Above is the link to another blog post by someone far more educated than I. But the post itself is a transcript from Eleanor of Aquitaine's Letter to Pope Celestine III in 1193.

This is in relation to the book "Devil's Brood" of which I have begun to read and reviewed earlier.
I am about 3/4 through, and I am not overly enthusiastic with it, as can be expected when reading two wonderful books it is hard to continue the same rhythm sometimes. But I do still recommend it of course. There are a lot more names/titles of liege men in the book which begin to become a blur, and unfortunately though the tragedy of the uproars the sons pertook are indeed troublesome, it does seem to go on and on with one brother against the other. However, the knowledge that this is History propels me forward, needing to know the outcome from one battle to the next. Henry II is not as formidable as one would think, and Richard of Aquitaine is simply portrayed as a bloodthirsty maniac. Henry/Hal, the young king, is portrayed as dimwit at times who is only interested in popularity or sports.
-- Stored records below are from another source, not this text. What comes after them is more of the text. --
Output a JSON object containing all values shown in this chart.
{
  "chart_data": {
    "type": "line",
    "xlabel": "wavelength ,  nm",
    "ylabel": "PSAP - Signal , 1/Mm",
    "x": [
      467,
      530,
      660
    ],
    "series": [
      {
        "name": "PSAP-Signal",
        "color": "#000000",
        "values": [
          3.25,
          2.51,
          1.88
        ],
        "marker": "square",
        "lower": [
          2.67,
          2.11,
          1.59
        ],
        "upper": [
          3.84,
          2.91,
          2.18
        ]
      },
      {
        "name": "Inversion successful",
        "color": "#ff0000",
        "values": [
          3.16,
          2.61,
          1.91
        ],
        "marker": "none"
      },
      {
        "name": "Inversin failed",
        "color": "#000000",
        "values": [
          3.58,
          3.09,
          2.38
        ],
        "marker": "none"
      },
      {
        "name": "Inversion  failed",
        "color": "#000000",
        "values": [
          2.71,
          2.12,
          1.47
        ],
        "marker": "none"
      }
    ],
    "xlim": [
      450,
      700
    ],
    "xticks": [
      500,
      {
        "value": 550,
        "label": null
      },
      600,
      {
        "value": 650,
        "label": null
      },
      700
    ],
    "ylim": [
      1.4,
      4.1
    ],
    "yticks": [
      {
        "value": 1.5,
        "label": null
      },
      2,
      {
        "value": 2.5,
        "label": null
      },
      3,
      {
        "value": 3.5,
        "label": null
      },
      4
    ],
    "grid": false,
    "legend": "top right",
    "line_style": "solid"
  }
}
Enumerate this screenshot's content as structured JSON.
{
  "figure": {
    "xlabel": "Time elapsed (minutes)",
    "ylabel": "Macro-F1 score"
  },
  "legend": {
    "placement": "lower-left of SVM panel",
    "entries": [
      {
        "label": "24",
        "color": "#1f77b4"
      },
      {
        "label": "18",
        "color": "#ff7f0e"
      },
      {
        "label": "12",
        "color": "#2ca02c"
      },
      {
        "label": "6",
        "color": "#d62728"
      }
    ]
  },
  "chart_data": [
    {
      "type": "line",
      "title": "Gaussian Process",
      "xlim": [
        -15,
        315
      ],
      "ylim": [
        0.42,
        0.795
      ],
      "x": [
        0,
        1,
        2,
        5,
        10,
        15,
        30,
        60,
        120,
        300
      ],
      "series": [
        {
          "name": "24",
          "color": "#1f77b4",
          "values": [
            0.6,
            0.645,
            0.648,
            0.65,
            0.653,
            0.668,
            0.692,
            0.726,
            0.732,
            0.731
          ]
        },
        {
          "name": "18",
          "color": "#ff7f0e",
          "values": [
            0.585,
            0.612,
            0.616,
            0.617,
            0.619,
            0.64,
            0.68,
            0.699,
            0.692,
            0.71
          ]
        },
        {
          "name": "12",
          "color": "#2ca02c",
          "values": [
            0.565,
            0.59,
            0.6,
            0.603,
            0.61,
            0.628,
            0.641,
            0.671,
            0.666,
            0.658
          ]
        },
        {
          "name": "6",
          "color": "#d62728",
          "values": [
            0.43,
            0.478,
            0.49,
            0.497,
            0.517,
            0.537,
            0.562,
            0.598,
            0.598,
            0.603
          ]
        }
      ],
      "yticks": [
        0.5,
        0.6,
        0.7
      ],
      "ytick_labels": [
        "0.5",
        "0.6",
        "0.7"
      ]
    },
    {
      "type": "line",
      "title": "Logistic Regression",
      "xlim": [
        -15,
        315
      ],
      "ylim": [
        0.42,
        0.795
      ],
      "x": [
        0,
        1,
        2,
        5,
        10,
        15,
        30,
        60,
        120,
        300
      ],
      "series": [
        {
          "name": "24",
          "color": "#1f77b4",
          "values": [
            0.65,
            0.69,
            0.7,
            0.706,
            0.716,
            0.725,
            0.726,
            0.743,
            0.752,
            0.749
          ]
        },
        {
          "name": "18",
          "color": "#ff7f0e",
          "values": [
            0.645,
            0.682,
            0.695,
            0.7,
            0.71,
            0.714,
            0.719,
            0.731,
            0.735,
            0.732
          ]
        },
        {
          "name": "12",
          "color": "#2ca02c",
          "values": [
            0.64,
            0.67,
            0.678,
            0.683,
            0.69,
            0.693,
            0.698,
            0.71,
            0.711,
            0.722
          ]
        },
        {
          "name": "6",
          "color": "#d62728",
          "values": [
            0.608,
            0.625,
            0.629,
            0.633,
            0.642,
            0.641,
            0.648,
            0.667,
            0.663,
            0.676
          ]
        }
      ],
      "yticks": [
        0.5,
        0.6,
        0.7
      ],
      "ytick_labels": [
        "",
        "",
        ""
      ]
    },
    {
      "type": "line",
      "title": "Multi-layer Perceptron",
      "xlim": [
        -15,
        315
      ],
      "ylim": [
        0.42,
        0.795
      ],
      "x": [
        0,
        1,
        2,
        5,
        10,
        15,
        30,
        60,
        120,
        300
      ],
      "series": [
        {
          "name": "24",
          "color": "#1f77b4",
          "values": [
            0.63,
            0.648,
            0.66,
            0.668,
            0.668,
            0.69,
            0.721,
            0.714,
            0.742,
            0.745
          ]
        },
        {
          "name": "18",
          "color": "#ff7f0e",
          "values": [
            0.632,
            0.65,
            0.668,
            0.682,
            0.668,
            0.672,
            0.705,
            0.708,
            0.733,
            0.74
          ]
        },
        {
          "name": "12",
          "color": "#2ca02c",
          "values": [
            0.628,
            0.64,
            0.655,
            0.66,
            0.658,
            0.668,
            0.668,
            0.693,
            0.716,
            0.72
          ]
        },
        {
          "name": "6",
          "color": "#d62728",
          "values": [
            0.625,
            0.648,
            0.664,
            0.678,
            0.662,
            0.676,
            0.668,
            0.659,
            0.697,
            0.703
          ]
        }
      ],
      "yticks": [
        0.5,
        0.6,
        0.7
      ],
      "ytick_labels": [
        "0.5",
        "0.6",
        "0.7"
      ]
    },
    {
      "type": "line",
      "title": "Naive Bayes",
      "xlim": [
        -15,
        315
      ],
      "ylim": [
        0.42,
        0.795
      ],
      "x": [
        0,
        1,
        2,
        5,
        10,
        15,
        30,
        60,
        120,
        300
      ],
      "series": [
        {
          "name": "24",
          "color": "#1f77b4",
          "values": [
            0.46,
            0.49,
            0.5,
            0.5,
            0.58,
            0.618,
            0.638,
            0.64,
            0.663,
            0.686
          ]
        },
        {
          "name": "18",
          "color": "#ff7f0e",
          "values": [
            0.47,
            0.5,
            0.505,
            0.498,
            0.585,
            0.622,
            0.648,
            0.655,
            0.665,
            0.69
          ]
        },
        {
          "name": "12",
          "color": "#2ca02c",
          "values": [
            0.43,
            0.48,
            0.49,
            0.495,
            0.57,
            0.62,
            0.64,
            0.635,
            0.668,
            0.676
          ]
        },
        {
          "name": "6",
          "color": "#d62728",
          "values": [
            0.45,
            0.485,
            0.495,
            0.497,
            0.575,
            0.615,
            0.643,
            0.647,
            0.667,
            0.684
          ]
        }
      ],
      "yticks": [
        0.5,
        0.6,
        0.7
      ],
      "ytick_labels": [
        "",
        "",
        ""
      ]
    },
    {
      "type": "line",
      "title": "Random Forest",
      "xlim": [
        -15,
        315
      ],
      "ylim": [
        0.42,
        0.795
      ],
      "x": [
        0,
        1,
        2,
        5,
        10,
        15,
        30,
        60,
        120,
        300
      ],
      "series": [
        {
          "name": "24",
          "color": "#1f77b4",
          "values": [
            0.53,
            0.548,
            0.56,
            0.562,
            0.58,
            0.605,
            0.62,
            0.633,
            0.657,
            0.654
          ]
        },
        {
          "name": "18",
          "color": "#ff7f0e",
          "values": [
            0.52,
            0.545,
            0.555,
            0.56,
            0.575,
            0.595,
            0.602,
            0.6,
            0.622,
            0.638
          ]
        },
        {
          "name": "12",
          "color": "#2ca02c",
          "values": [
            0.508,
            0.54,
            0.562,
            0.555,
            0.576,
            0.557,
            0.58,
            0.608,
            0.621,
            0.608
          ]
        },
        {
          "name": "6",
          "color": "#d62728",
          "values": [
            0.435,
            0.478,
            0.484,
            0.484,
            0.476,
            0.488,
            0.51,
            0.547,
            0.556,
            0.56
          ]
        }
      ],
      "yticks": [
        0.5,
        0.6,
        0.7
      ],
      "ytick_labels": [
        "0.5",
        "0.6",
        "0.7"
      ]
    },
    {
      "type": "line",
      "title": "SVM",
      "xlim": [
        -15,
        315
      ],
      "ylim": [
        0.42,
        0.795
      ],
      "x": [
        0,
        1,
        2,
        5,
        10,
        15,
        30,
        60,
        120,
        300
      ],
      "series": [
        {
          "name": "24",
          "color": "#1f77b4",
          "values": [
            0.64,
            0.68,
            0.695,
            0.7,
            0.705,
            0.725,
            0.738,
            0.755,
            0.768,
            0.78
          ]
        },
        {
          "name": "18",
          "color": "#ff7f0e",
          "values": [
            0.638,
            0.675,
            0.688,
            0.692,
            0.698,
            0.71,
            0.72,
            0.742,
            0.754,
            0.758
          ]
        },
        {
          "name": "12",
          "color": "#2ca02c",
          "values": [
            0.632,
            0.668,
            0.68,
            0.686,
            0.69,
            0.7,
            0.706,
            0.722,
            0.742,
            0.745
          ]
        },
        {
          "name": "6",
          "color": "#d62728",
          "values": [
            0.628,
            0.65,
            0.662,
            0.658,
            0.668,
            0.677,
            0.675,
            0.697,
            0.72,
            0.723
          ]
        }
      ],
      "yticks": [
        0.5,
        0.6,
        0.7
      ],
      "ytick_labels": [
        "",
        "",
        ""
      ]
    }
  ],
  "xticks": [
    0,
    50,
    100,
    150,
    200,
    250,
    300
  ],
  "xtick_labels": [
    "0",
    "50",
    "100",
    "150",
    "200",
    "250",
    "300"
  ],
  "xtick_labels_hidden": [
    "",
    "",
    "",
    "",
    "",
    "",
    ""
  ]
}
We enjoy more of a look at an illegitimate son of Henry II, Geoff, though do no confuse him with the younger son of Henry and Eleanor, Geoffrey.

It is amazing sometimes to trail along the Family Tree's of any of the English Families. First off, there are always marriages between cousins, and secondly, there are always a pattern of the same names. Historians must get turned around in circles when trying to decipher who was who, especially when one writer or scribe spells a name one way, and another spells the same name a completely different way. And of course there was the inevitable death of their babies, so that an immediate family would have the same names in order to honor the lost baby. Eleanor of Aquitaine was lucky enough to have had lost only one.. is that lucky?? But in those times, it does seem she was spared that grief more than others as she did give birth ten times. Yet, then it came back to haunt her as her brood eventually turned on each other and her sons fought each other and caused Eleanor's imprisonment and estrangement from her husband.